UK - Environment Minister Elliot Morley today urged all those planting or managing trees to take action now to cope with the unavoidable climate change impacts that the UK looks set to face in future decades.

Global warming will influence tree choice, says Defra - UK - Environment Minister Elliot Morley today urged all those planting or managing trees to take action now to cope with the unavoidable climate change impacts that the UK looks set to face in future decades.

Average annual temperatures in the UK may increase by between 2 and 3.5 degrees Celsius by the 2080s with high summer temperatures becoming more frequent and winters milder but wetter.

South East England summers could be as much as five degrees hotter and 50 per cent drier by the 2080s. Forest and woodland managers should look closely at the choice of species for new planting stock, mixed planting for extra resilience against climatic extremes and implement landscape scale planning of woodlands and estates.

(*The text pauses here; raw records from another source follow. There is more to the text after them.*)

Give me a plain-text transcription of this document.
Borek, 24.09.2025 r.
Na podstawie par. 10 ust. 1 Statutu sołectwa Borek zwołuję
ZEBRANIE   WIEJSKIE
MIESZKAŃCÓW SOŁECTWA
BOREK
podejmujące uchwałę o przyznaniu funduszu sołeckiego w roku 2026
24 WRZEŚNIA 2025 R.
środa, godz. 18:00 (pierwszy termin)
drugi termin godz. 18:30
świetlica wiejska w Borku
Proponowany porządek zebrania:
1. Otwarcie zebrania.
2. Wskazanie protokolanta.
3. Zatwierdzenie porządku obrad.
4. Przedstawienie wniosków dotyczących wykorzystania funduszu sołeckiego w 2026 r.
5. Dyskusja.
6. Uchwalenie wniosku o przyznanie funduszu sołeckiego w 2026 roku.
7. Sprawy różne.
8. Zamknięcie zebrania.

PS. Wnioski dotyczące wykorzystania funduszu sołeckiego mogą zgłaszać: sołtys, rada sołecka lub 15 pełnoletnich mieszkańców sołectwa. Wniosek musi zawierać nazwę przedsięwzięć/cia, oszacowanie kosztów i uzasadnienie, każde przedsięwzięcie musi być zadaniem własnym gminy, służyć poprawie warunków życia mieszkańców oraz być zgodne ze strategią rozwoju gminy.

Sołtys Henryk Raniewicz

Mr Morley said the UK's trees and woodlands provided a huge variety of services, ranging from timber and bio-energy production, enhancing biodiversity and landscape and the provision of amenity and recreation as well as acting as a carbon sink.

"For those working with trees, planning necessarily looks to long timescales, so it is now that we need to devote serious thought to protecting, enhancing and adapting our trees and woodlands for the climate of the future," he said.

Mr Morley added there was already evidence in our parks and gardens that the climate had changed.

"We're able to grow species that our grandparents would never have thought possible - olives, citrus and many more exotic species are increasingly in demand, while traditional cottage garden planting is requiring more care."

The Minister welcomed the Forestry Commission's new information note on climate change and British woodland, which looks at the effects of climate change on tree growth, species distributions and the implications for woodland management.

Speaking at the "Trees in a Changing Climate" conference at the University of Surrey, Mr Morley said that several papers presented at the "Avoiding Dangerous Climate Change" conference in Exeter in February had already reinforced the serious implications of climate change for ecoystems across the globe.

"There is a distinct possibility that die-back in tropical forests towards the end of this century could become a major source of carbon.

"It is an increasing recognition of the seriousness of the potential impacts that has led the UK Government to bring climate change to the top of the G8 agenda during our Presidency year," he added.